BYUH unveils Hawaiian Studies program

[Story by Mike Foley: Originally published in KALEO, February 26, 1998]

Hawaiian Studies hulaAll the hopes and emotions of a long-time vision being fulfilled were on display the evening of Feb. 12 when the Center for Hawaiian Language and Cultural Studies at Brigham Young University-Hawaii was introduced to the public.

The new program’s introduction occurred on Founders Day — 43 years exactly since The Church of Jesus Christ of Latter-day Saints, led by President David O. McKay, founded the new college in Laie.

Photo caption: Professor William K. Wallace III (right) jumped impromptu into the Moloka‘i Nui Ahina hula as part of the BYUH Hawaiian Studies celebration. —photo by Lester Muranaka

“The start of the Hawaiian Studies Center is one of the proudest and most important moments in the history of this University,” said BYUH President Eric Shumway. “Many residents throughout Laie and the North Shore, including myself, have anxiously waited for the time when a Hawaiian-based educational program would be offered at BYU-Hawaii. This is a great opportunity for the students of today and the future.”

Professor William Kauaiwi’ulaokalani Wallace III will lead the new Center and develop its curriculum, along with Kamoa’e Walk. The Center will work closely with kupuna, educators, students and Koolauloa residents in formulating the scope of the entire program.
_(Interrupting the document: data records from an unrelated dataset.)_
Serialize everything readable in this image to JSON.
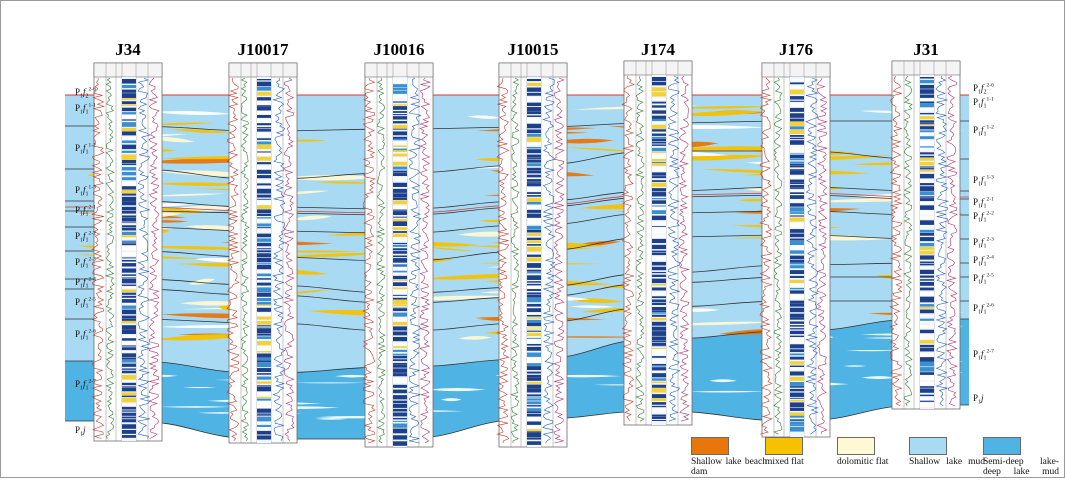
{
  "wells": [
    "J34",
    "J10017",
    "J10016",
    "J10015",
    "J174",
    "J176",
    "J31"
  ],
  "left_labels": [
    {
      "base": "P",
      "sub1": "1",
      "italic": "f",
      "sub2": "2",
      "sup": "2-6"
    },
    {
      "base": "P",
      "sub1": "1",
      "italic": "f",
      "sub2": "1",
      "sup": "1-1"
    },
    {
      "base": "P",
      "sub1": "1",
      "italic": "f",
      "sub2": "1",
      "sup": "1-2"
    },
    {
      "base": "P",
      "sub1": "1",
      "italic": "f",
      "sub2": "1",
      "sup": "1-3"
    },
    {
      "base": "P",
      "sub1": "1",
      "italic": "f",
      "sub2": "1",
      "sup": "2-1"
    },
    {
      "base": "P",
      "sub1": "1",
      "italic": "f",
      "sub2": "1",
      "sup": "2-2"
    },
    {
      "base": "P",
      "sub1": "1",
      "italic": "f",
      "sub2": "1",
      "sup": "2-3"
    },
    {
      "base": "P",
      "sub1": "1",
      "italic": "f",
      "sub2": "1",
      "sup": "2-4"
    },
    {
      "base": "P",
      "sub1": "1",
      "italic": "f",
      "sub2": "1",
      "sup": "2-5"
    },
    {
      "base": "P",
      "sub1": "1",
      "italic": "f",
      "sub2": "1",
      "sup": "2-6"
    },
    {
      "base": "P",
      "sub1": "1",
      "italic": "f",
      "sub2": "1",
      "sup": "2-7"
    },
    {
      "base": "P",
      "sub1": "1",
      "italic": "j",
      "sub2": "",
      "sup": ""
    }
  ],
  "right_labels": [
    {
      "base": "P",
      "sub1": "1",
      "italic": "f",
      "sub2": "2",
      "sup": "2-6"
    },
    {
      "base": "P",
      "sub1": "1",
      "italic": "f",
      "sub2": "1",
      "sup": "1-1"
    },
    {
      "base": "P",
      "sub1": "1",
      "italic": "f",
      "sub2": "1",
      "sup": "1-2"
    },
    {
      "base": "P",
      "sub1": "1",
      "italic": "f",
      "sub2": "1",
      "sup": "1-3"
    },
    {
      "base": "P",
      "sub1": "1",
      "italic": "f",
      "sub2": "1",
      "sup": "2-1"
    },
    {
      "base": "P",
      "sub1": "1",
      "italic": "f",
      "sub2": "1",
      "sup": "2-2"
    },
    {
      "base": "P",
      "sub1": "1",
      "italic": "f",
      "sub2": "1",
      "sup": "2-3"
    },
    {
      "base": "P",
      "sub1": "1",
      "italic": "f",
      "sub2": "1",
      "sup": "2-4"
    },
    {
      "base": "P",
      "sub1": "1",
      "italic": "f",
      "sub2": "1",
      "sup": "2-5"
    },
    {
      "base": "P",
      "sub1": "1",
      "italic": "f",
      "sub2": "1",
      "sup": "2-6"
    },
    {
      "base": "P",
      "sub1": "1",
      "italic": "f",
      "sub2": "1",
      "sup": "2-7"
    },
    {
      "base": "P",
      "sub1": "1",
      "italic": "j",
      "sub2": "",
      "sup": ""
    }
  ],
  "legend": [
    {
      "label": "Shallow lake beach dam",
      "color": "#E8760A"
    },
    {
      "label": "mixed flat",
      "color": "#F6C200"
    },
    {
      "label": "dolomitic flat",
      "color": "#FFF8D2"
    },
    {
      "label": "Shallow lake mud",
      "color": "#A9DAF4"
    },
    {
      "label": "Semi-deep lake-deep lake mud",
      "color": "#4FB3E3"
    }
  ],
  "colors": {
    "shallow_lake_mud": "#A9DAF4",
    "semi_deep_lake_mud": "#4FB3E3",
    "mixed_flat": "#F6C200",
    "beach_dam": "#E8760A",
    "dolomitic_flat": "#FFF8D2",
    "log_core": "#1E3F8A",
    "layer_line": "#333333",
    "top_line": "#D03A3A"
  }
}
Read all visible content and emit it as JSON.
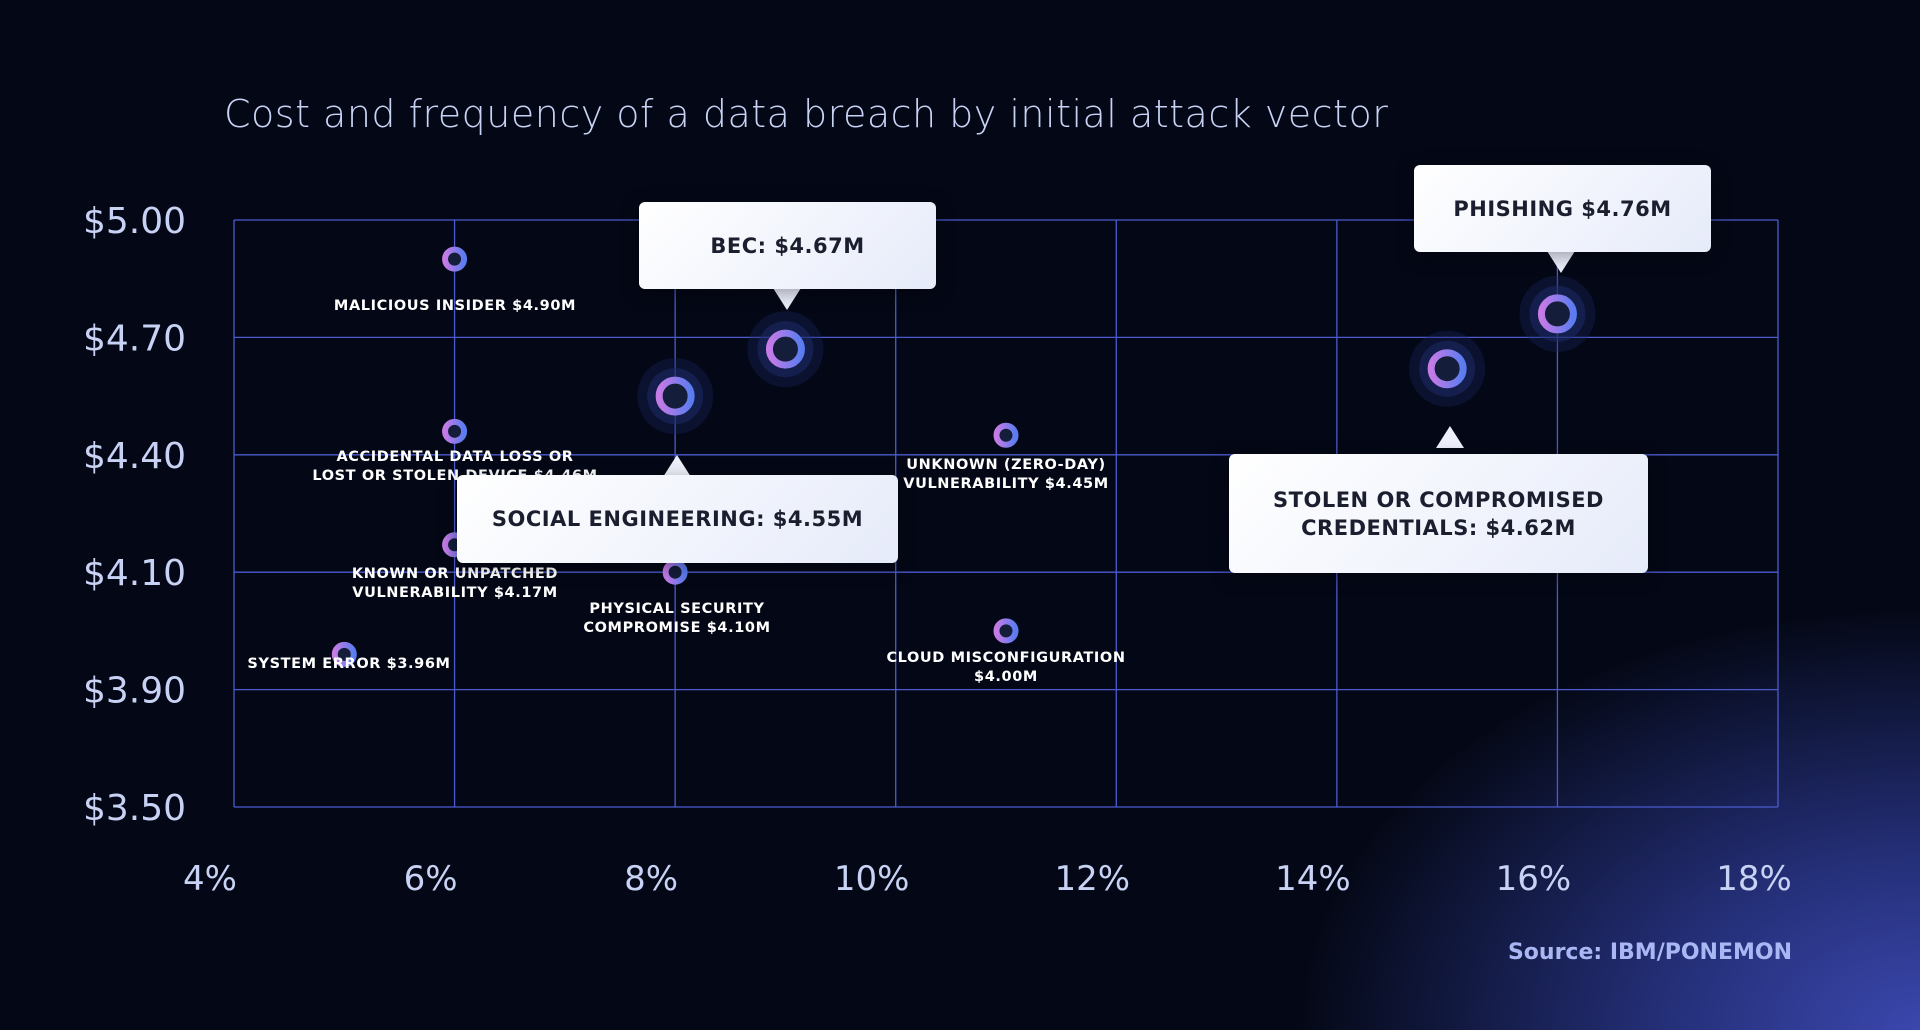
{
  "chart_data": {
    "type": "scatter",
    "title": "Cost and frequency of a data breach by initial attack vector",
    "xlabel": "",
    "ylabel": "",
    "x_ticks": [
      "4%",
      "6%",
      "8%",
      "10%",
      "12%",
      "14%",
      "16%",
      "18%"
    ],
    "x_tick_values": [
      4,
      6,
      8,
      10,
      12,
      14,
      16,
      18
    ],
    "y_ticks": [
      "$5.00",
      "$4.70",
      "$4.40",
      "$4.10",
      "$3.90",
      "$3.50"
    ],
    "y_tick_values": [
      5.0,
      4.7,
      4.4,
      4.1,
      3.9,
      3.5
    ],
    "xlim": [
      4,
      18
    ],
    "ylim": [
      3.5,
      5.0
    ],
    "grid": true,
    "points": [
      {
        "name": "Malicious insider",
        "x": 6,
        "y": 4.9,
        "label": [
          "MALICIOUS INSIDER $4.90M"
        ],
        "highlight": false
      },
      {
        "name": "Accidental data loss or lost or stolen device",
        "x": 6,
        "y": 4.46,
        "label": [
          "ACCIDENTAL DATA LOSS OR",
          "LOST OR STOLEN DEVICE $4.46M"
        ],
        "highlight": false
      },
      {
        "name": "Known or unpatched vulnerability",
        "x": 6,
        "y": 4.17,
        "label": [
          "KNOWN OR UNPATCHED",
          "VULNERABILITY $4.17M"
        ],
        "highlight": false
      },
      {
        "name": "System error",
        "x": 5,
        "y": 3.96,
        "label": [
          "SYSTEM ERROR $3.96M"
        ],
        "highlight": false
      },
      {
        "name": "Physical security compromise",
        "x": 8,
        "y": 4.1,
        "label": [
          "PHYSICAL SECURITY",
          "COMPROMISE $4.10M"
        ],
        "highlight": false
      },
      {
        "name": "Unknown (zero-day) vulnerability",
        "x": 11,
        "y": 4.45,
        "label": [
          "UNKNOWN (ZERO-DAY)",
          "VULNERABILITY $4.45M"
        ],
        "highlight": false
      },
      {
        "name": "Cloud misconfiguration",
        "x": 11,
        "y": 4.0,
        "label": [
          "CLOUD MISCONFIGURATION",
          "$4.00M"
        ],
        "highlight": false
      },
      {
        "name": "Social engineering",
        "x": 8,
        "y": 4.55,
        "label": [
          "SOCIAL ENGINEERING: $4.55M"
        ],
        "highlight": true
      },
      {
        "name": "BEC",
        "x": 9,
        "y": 4.67,
        "label": [
          "BEC: $4.67M"
        ],
        "highlight": true
      },
      {
        "name": "Stolen or compromised credentials",
        "x": 15,
        "y": 4.62,
        "label": [
          "STOLEN OR COMPROMISED",
          "CREDENTIALS: $4.62M"
        ],
        "highlight": true
      },
      {
        "name": "Phishing",
        "x": 16,
        "y": 4.76,
        "label": [
          "PHISHING $4.76M"
        ],
        "highlight": true
      }
    ],
    "source": "Source: IBM/PONEMON"
  },
  "colors": {
    "background": "#040816",
    "grid": "#4a5bd0",
    "point_ring_start": "#c67be6",
    "point_ring_end": "#5a7cf0",
    "point_center": "#141d3a",
    "callout_bg": "#f2f4fc",
    "callout_text": "#1a1e2e"
  }
}
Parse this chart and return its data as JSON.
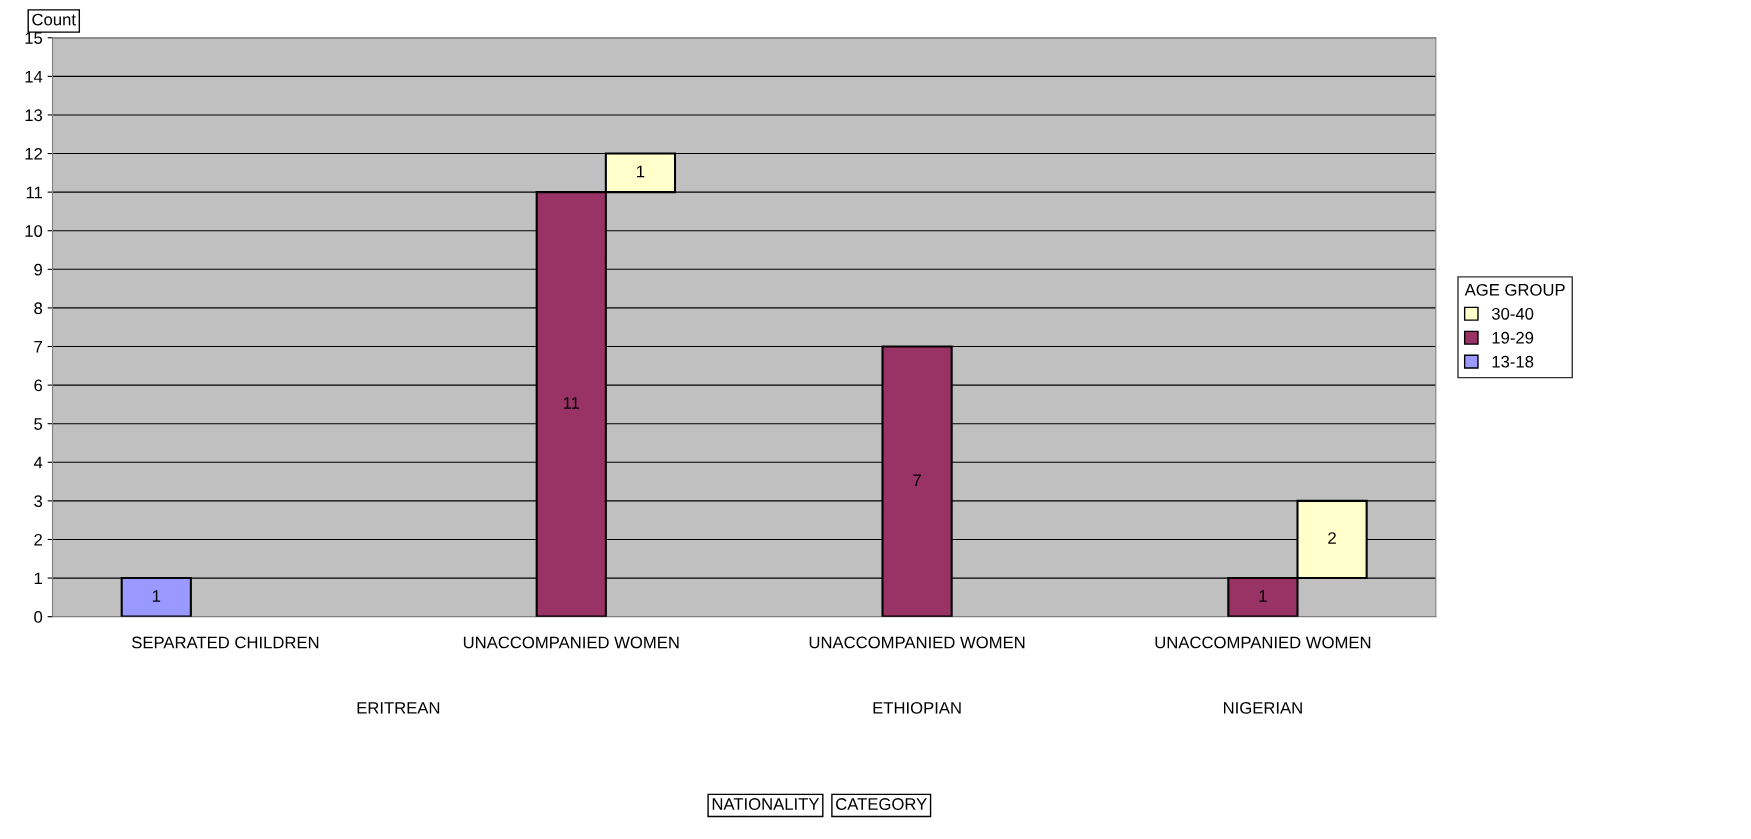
{
  "chart_data": {
    "type": "bar",
    "stacked": true,
    "ylabel": "Count",
    "legend_title": "AGE GROUP",
    "legend": "right",
    "categories": [
      "SEPARATED CHILDREN",
      "UNACCOMPANIED WOMEN",
      "UNACCOMPANIED WOMEN",
      "UNACCOMPANIED WOMEN"
    ],
    "series": [
      {
        "name": "13-18",
        "color": "#9999ff",
        "values": [
          1,
          null,
          null,
          null
        ]
      },
      {
        "name": "19-29",
        "color": "#993366",
        "values": [
          null,
          11,
          7,
          1
        ]
      },
      {
        "name": "30-40",
        "color": "#ffffcc",
        "values": [
          null,
          1,
          null,
          2
        ]
      }
    ],
    "ylim": [
      0,
      15
    ],
    "yticks": [
      0,
      1,
      2,
      3,
      4,
      5,
      6,
      7,
      8,
      9,
      10,
      11,
      12,
      13,
      14,
      15
    ],
    "grid": "y",
    "data_labels": true,
    "annotations": [
      "ERITREAN",
      "ETHIOPIAN",
      "NIGERIAN",
      "NATIONALITY",
      "CATEGORY"
    ]
  }
}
Wallace choked up while sharing the vision for the Center and recounting his own cultural experiences growing up on the island of Molokai. “The Center will develop and support a network of Hawaiian language and cultural teachers, educators, and professionals that will actively preserve and perpetuate positive Hawaiian cultural values and practices committed to the principles of lokahi, laulima, kokua, and aloha,” said Wallace.

He added the Center will be a place where Native Hawaiians can fulfill their need for personal or collective strength. “The new Center will provide Native Hawaiian students and community members with a crucial sense of place, be a physical symbol of their cultural identity, and a site of strength and support central to their education and future roles as leaders and teachers,” he said.

Anticipated outdoor classroom activities will include raising Native Hawaiian plants, undertaking projects such as canoe building and navigation—important to the Hawaiian heritage, and identifying and studying historic cultural sites in and around Laie.

A major goal of the Center is to produce qualified educators and professionals who can teach Hawaiian in Hawaiian language schools and immersion programs.

If the kickoff celebration was any indication, the program is off to a great start. The evening was filled with beautiful music and hula, emotion-filled chants from Laie kupuna and the presentation of ho’okupu, draping the Viliami Toluta’u Napela-Cannon sculpture with leis, inspiring cultural demonstrations, and messages of support for a program that begins in the 1998 Fall Semester after years of hoping and planning. Many of the participants, most notably the BYUH students, spoke fluent Hawaiian throughout the evening.

A generous grant of $619,000 from the W.K. Kellogg Foundation is providing an impressive measure of financial support for the new Center. The Michigan-based Foundation is dedicated to improving the quality of life for native Americans and other indigenous people. The Foundation’s backing will be instrumental to the Center’s success for many generations.

Community organizations providing their support include the Laie Community Association, Laie Kupuna Council, Lanihuli Hawaiian Civic Club, Friends of Mälaekahana, Polynesian Cultural Center, Institute for Polynesian Studies, Hawaii Reserves, Inc., and Na Pilikana O Ko’olauloa.